Time is a critical element for Norcross’ immigrant students to learn English, assimilate to a new culture, catch up with class work, and pass the numerous content exams required by both Georgia and the Gwinnett County school district to receive a diploma. Schilling must help these students overcome the major disadvantage of starting school at the secondary level -- research clearly shows the earlier, the better -- within the confines of a suburban district struggling to manage its growth.
With 2,800 students and a labyrinth of hallways and classrooms, Norcross High could be described as a microcosm of the immigration trend that’s swept Gwinnett County and the rest of the U.S. in the past two decades. The school’s student population, which was predominantly white in the early 1990s, has no racial majority; about 30 percent each are of white, black, and Hispanic origin and 10 percent are Asian. Last year, 423 Norcross students were classified as ELLs.

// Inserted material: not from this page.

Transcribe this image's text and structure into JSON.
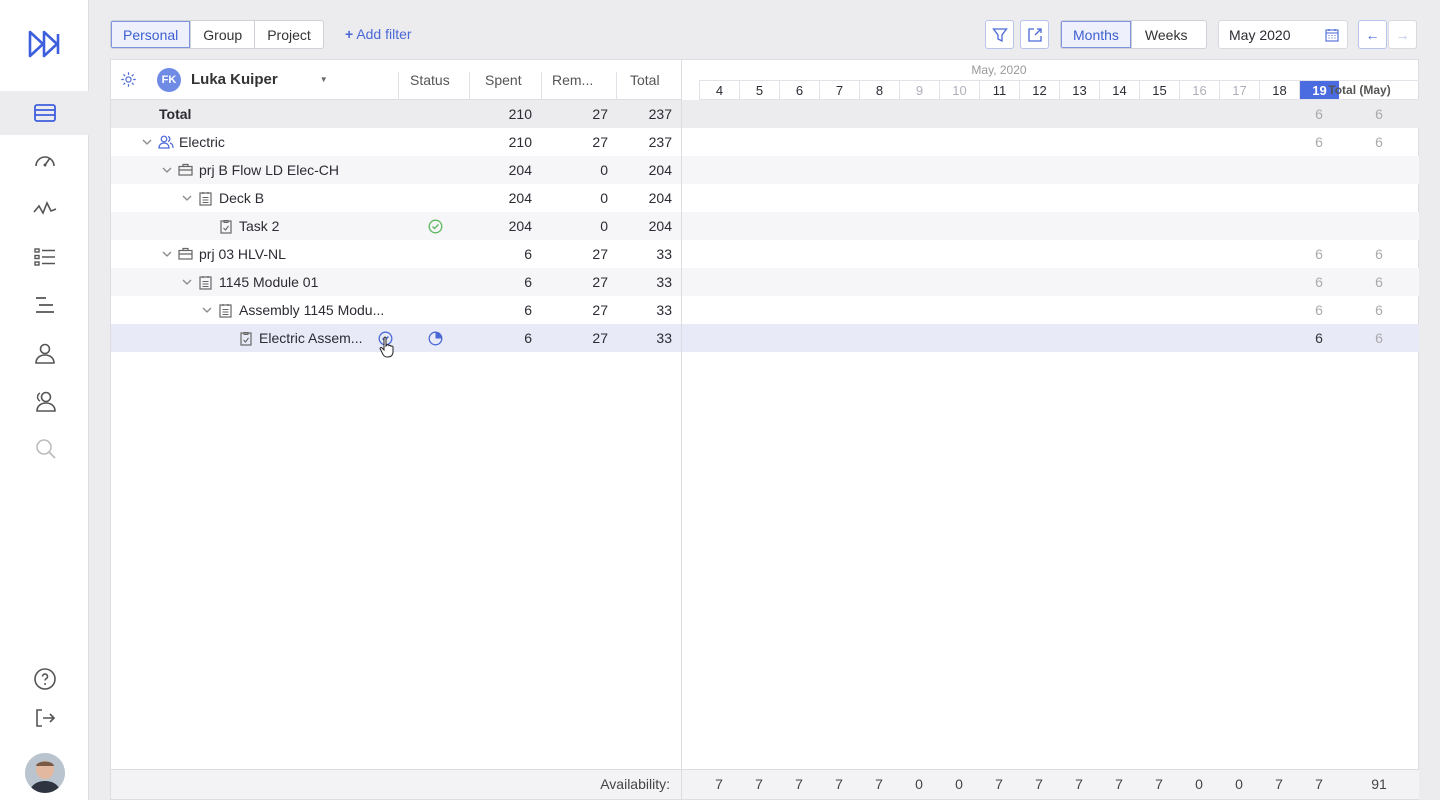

Norcross has won national praise for its International Baccalaureate program and other rigorous classes, and Principal Jonathan Patterson strives to increase the staff’s expectations for ELL students and educate them in the most challenging environments. Still, only 39 percent of Norcross’ ELL students graduate in four years, a figure that he calls “pretty terrible.”
Even within the success stories, some students are undocumented and can’t find legal employment, and many more will be unable to afford higher education, even if they are legal residents who qualify for in-state tuition and Georgia’s HOPE scholarship. One of Schilling’s dreaded tasks is telling students that, despite their hard work and perseverance, she can’t change their fate.
“We see talent and potential every day, and it saddens me to think that ends at high school,” Schilling says.